WASHINGTON – The case of Army Sgt. Bowe Bergdahl, held by the Taliban since 2009, has arisen again as the United States and other countries engage in diplomatic efforts to free him.

But if he is released, will America's only prisoner of the Afghan war be viewed as a hero or a deserter?

While tattered yellow ribbons still adorn utility poles in his native Hailey, Idaho, others are expressing conflicting thoughts about Bergdahl's plight as the war winds down, with President Obama threatening to withdraw all U.S. troops by year's end unless the Afghan government signs a crucial security agreement.

They are convinced that on June 30, 2009, just a few months after he arrived in Afghanistan, Bergdahl willingly walked away from his unit, which was deployed in Paktika province in eastern Afghanistan, adjacent to the border with Pakistan.
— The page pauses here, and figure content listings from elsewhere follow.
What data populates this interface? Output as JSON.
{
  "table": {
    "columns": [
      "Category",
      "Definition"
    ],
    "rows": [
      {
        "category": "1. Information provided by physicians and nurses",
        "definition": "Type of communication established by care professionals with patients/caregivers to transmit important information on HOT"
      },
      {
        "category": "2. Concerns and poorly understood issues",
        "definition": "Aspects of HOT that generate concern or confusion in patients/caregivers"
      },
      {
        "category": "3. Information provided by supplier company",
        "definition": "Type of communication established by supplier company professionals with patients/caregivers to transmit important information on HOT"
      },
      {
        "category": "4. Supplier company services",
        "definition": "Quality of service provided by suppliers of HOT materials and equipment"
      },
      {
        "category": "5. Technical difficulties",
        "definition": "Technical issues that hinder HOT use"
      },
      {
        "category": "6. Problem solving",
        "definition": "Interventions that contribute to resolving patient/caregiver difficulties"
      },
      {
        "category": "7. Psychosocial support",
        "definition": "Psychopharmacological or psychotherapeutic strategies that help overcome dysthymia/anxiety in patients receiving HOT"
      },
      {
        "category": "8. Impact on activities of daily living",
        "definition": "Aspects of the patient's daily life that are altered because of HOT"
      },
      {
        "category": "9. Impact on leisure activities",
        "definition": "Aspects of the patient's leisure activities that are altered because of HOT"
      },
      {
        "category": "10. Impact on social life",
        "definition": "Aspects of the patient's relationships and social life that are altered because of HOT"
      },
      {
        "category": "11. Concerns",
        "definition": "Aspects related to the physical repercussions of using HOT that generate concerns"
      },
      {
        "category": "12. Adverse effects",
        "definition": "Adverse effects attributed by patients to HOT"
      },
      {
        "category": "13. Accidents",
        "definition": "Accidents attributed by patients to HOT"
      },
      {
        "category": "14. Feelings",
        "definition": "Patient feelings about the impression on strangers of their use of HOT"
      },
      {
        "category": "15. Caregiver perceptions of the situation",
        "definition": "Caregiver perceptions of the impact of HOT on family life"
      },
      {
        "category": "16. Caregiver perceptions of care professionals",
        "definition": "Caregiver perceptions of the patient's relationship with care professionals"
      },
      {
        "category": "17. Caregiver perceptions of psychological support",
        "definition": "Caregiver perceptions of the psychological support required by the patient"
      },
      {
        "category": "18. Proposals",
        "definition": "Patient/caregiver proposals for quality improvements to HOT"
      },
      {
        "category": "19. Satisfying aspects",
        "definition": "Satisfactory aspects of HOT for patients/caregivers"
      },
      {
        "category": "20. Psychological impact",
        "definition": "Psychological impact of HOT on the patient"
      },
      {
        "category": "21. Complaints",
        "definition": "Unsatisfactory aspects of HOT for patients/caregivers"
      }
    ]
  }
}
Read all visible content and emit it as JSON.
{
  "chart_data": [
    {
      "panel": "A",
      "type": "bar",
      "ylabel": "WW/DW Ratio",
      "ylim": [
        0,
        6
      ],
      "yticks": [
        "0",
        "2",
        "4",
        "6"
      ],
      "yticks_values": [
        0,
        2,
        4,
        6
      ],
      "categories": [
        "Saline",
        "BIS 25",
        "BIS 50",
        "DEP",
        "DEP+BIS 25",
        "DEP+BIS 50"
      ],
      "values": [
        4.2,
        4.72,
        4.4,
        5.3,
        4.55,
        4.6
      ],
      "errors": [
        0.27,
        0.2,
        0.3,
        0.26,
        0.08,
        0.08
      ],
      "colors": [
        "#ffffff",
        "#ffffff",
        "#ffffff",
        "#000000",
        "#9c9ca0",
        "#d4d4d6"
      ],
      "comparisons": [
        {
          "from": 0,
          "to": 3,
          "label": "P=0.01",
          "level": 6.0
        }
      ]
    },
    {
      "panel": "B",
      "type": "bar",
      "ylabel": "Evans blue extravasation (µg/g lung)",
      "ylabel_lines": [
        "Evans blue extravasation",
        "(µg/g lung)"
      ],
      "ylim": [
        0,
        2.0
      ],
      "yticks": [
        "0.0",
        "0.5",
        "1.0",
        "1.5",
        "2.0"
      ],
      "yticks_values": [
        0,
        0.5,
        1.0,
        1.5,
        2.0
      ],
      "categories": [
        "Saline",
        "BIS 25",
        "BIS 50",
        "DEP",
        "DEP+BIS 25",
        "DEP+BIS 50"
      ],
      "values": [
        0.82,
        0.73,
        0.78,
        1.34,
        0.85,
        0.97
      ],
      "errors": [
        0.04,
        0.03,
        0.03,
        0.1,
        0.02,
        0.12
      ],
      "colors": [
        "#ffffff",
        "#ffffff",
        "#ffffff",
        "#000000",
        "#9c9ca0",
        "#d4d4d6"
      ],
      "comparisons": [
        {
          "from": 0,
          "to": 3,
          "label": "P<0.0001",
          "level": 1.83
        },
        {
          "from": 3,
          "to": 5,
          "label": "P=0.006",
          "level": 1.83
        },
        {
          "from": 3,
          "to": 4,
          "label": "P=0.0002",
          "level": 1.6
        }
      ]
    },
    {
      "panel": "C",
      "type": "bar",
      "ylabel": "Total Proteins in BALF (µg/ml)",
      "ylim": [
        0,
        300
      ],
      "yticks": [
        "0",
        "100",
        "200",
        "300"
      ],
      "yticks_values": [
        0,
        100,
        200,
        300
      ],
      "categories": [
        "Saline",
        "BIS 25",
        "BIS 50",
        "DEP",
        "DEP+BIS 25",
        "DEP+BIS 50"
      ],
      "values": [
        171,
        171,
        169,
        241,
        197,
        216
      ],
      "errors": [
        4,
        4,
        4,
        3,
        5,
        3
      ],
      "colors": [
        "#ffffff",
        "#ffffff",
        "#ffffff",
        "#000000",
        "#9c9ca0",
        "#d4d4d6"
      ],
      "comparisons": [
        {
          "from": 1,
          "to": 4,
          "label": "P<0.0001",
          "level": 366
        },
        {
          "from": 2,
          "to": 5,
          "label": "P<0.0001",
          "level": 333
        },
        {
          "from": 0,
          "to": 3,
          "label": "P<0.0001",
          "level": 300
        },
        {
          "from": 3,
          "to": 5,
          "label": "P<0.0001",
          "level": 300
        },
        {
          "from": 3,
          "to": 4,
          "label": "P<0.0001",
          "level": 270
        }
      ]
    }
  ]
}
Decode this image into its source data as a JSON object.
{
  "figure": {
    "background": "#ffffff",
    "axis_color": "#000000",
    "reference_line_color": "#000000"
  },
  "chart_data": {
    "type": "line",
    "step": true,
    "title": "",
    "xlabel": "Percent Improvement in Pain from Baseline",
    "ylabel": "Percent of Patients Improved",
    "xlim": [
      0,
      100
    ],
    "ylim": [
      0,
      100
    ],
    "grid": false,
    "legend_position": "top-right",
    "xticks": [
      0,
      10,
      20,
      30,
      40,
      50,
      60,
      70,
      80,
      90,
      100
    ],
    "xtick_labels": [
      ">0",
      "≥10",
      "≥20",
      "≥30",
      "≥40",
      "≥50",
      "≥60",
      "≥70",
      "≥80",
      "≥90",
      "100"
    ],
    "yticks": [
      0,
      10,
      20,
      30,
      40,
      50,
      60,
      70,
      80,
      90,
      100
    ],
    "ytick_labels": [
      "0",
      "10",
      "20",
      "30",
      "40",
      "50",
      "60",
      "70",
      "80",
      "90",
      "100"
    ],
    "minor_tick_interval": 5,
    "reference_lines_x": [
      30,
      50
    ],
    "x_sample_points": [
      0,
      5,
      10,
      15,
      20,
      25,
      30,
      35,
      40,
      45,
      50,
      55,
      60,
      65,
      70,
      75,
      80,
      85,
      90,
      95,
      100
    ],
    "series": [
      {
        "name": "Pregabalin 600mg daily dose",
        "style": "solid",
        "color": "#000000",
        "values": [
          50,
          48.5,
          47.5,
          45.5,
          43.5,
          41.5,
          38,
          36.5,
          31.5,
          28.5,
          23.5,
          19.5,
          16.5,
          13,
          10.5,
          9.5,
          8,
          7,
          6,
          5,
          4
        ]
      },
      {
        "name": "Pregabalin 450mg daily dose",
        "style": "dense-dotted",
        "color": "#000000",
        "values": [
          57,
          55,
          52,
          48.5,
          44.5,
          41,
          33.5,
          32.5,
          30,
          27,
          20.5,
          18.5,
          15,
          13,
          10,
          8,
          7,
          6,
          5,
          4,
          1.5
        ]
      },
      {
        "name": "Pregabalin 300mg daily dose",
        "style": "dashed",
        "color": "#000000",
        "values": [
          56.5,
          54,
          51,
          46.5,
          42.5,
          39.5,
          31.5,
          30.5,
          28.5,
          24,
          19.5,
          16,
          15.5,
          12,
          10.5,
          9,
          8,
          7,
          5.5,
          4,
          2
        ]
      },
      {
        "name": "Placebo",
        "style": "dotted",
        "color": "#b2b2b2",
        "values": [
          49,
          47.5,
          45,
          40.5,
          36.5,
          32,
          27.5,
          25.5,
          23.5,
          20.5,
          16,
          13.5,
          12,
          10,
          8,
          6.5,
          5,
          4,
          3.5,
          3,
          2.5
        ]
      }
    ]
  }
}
While they do want Bergdahl home, they think he should have to answer allegations that he deserted his unit.

Bergdahl was last seen in a video the Taliban released in December.

In the past two years, billboards with Bergdahl's face have popped up in major cities. One shows a smiling Bergdahl, in an Army uniform, with the message: "He fought for us. … Let's fight for him!"

A transcript of radio intercepts, publicly released through WikiLeaks, indicates that Bergdahl, then 23, was captured while sitting in a makeshift latrine.

"We were attacking the post he was sitting," according to a radio intercept of a conversation among insurgents. "He had no gun with him. … They have all [the] Americans, ANA [Afghan National Army], helicopters, the planes are looking for him. Can you guys make a video of him and announce it all over Afghanistan that we have one of the Americans?"

Loss of faith

Rolling Stone magazine quoted e-mails that Bergdahl is said to have sent to his parents that suggest he was disillusioned with America's mission in Afghanistan, had lost faith in the U.S. Army's mission there and was considering desertion.

Bergdahl told his parents he was "ashamed to even be American." Bergdahl, who mailed home boxes containing his uniform and books, also wrote: "The future is too good to waste on lies. And life is way too short to care for the damnation of others, as well as to spend it helping fools with their ideas that are wrong."

The Associated Press could not independently authenticate the e-mails published by the magazine in 2012. Bergdahl's family has not commented on the allegations of desertion, according to Col. Tim Marsano, a spokesman for the Idaho National Guard. Marsano is in regular contact with Bergdahl's mother, Jani, and father, Bob, who has grown a long, thick beard and has worked to learn Pashto, the language spoken by his son's captors.

A senior Defense Department official said that if Bergdahl is released, it could be determined that he has more than paid for leaving his unit — if that's what really happened — "and there's every indicator that he did."

Still, it's a conundrum for commanders under the Uniform Code of Military Justice and the equal application of the law, according to the official, who spoke on condition of anonymity because he was not authorized to publicly discuss the Bergdahl case.

Eugene R. Fidell, who teaches military justice at Yale Law School, said if there is evidence that Bergdahl left his unit without permission, he could be charged with being absent without leave (AWOL) or with desertion.

Desertion during a time of war can carry the death penalty. But Congress never passed a declaration of war with respect to Afghanistan, and neither President George W. Bush nor President Obama has determined that U.S. military operations in Afghanistan make this a "time of war" for the purposes of the Uniform Code of Military Justice, Fidell said.